Hallo Hans,
ich freue mich besonders, dass du dich mit meinem Text auseinandergesetzt hast, zumal du eine gewisse Mitverantwortung dafür trägst. Ja
, denn dein großartig zu lesender
Leser hat mich inspiriert, zumindest, was die Grundidee (Ich=Du?) angeht.
Zu deinen Anmerkungen (wobei sich sicher einiges schon im Dialog mit Lord Nelson erklärt):
Es ist natürlich so, dass das Spiegelmotiv immer wieder gern genommen wird, aber eben immer in anderen Zusammenhängen. Jimi Hendrix sah nur sich im Spiegel; durch das Zerschlagen machte er den Blick auf die ganze Welt frei und konnte sich dadurch auf sein Ziel konzentrieren: "I am searching for my love to be". Das ICH in meinen Text sieht sich nicht im Spiegel, nur die Kontur, den Schein von sich selbst, mit dem es sich nicht identifizieren kann. Solange der Schein gewahrt bleibt, kann das ICH sich aber nicht von dem DU befreien. Da das ICH (Gefühle, Seele, Bewusstsein) eben nicht gespiegelt wird, habe ich als Titel "Dein Bild im Spiegel" gewählt.
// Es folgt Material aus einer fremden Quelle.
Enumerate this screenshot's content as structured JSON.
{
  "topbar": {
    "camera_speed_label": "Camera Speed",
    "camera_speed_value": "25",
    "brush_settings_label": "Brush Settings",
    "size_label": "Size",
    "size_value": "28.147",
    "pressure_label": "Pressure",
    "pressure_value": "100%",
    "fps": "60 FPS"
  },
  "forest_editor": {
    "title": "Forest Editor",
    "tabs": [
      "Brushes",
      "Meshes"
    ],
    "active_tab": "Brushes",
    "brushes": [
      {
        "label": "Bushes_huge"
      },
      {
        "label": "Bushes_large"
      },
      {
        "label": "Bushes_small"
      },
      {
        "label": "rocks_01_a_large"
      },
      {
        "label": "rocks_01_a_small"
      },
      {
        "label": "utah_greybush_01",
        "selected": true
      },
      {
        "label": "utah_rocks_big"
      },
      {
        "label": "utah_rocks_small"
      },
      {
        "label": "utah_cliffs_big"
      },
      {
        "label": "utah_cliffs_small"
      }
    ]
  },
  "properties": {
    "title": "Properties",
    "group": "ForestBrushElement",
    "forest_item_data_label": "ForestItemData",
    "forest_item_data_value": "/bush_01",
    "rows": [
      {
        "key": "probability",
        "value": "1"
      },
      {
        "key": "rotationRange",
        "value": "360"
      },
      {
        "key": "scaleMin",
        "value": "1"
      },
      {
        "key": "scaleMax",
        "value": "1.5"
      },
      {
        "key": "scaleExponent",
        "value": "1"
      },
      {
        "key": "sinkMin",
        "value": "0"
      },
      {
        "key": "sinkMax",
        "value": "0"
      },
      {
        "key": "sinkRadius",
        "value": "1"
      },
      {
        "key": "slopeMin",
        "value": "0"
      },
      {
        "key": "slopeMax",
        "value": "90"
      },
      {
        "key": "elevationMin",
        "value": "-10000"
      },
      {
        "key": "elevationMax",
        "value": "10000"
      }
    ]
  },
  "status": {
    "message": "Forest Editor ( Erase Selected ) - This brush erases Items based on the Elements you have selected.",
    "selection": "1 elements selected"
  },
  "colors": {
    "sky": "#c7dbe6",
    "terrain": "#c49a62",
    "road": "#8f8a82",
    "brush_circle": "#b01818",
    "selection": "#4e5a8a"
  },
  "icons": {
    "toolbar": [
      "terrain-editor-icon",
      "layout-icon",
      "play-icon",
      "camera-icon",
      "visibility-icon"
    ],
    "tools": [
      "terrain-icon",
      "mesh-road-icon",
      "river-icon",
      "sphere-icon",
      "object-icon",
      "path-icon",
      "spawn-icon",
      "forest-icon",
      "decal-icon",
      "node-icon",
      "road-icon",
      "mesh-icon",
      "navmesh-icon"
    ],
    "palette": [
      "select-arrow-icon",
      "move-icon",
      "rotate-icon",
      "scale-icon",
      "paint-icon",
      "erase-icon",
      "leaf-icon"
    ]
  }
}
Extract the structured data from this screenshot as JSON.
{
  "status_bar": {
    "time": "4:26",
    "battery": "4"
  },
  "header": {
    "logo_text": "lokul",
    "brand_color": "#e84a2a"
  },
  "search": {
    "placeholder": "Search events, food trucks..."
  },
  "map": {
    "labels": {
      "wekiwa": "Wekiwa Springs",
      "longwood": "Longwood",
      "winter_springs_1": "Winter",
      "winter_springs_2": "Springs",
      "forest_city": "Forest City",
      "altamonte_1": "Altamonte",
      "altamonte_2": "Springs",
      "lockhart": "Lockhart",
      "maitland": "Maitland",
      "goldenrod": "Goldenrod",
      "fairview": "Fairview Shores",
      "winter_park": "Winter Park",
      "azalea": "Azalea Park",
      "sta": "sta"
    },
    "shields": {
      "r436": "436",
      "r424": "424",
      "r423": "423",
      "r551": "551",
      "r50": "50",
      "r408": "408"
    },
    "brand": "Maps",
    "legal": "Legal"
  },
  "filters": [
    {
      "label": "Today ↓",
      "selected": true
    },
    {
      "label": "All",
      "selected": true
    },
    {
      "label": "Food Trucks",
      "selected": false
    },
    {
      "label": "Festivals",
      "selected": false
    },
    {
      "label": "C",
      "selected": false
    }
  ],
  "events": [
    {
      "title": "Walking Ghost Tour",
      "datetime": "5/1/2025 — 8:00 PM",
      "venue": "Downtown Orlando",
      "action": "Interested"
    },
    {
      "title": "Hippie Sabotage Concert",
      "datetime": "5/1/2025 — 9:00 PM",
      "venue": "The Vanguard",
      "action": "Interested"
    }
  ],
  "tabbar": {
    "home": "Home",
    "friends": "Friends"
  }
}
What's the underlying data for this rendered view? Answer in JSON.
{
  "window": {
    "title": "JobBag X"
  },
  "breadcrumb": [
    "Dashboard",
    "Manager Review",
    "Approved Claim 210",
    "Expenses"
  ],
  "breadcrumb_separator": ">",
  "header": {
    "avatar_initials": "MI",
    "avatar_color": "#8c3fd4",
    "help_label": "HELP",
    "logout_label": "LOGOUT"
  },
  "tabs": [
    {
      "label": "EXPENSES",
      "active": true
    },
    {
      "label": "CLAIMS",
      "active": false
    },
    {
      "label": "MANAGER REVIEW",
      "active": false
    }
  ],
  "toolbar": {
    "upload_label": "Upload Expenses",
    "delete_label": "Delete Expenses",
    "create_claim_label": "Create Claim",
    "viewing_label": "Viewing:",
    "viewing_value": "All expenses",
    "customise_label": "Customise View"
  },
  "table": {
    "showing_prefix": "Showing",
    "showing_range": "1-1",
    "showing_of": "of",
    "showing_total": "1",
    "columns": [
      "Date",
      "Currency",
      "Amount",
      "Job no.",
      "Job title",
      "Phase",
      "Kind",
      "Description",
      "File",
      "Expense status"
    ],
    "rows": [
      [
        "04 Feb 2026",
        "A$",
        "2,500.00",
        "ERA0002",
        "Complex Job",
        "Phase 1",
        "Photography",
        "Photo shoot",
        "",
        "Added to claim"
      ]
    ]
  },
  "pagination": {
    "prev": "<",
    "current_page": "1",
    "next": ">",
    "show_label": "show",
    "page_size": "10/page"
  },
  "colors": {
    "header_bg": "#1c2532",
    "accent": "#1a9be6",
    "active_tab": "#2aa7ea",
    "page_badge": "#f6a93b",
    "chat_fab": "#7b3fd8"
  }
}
Hinter Schneewittchens Kristall verbirgt sich der gläserne Sarg, in dem Schneewittchen (ICH, Gefühle, ...) scheintot gebannt ist. Ich finde schon, das Bild sieht aus, wie eingemeißelt, weil Schneewittchen ja unter der Scheibe liegt. Und das Ganze ist nur passiert, weil die Stiefmutter ihre Eitelkeit durch Befragung des Spiegels (Konventionen, Zwänge, ...) befriedigt hat.
Den Begriff
synergetische Einheit fand ich ganz passend, da ein gleißender Lichtschein auf einem Spiegel das Bild etwas verschwommen aussehen lässt (ähnlich wie eine Fatamorgana); das Bild wirkt zusammen mit dem Licht, verschmilzt zu einer Einheit. Der Betrachter ist geblendet. Und
Synergie ist ja auch nicht wirklich ein Modewort, inzwischen schon eher üblicher Sprachgebrauch. Aber um ehrlich zu sein, habe ich darüber auch nicht nachgedacht, auch nicht woher das Wort kommt (altgriechisch oder nicht), sondern nur wohin es führt. Das Zusammenspiel der Zeilen in der Strophe ist dieses: Das DU treibt den schönen Schein an die Spitze (Zenit), das Bild geht immer mehr unter darin, verschmilzt mit dem Schein, das ICH ist in dieser verschwommenen Scheinwelt (Fatamorganas Kristall) gefangen und geblendet von der Eitelkeit.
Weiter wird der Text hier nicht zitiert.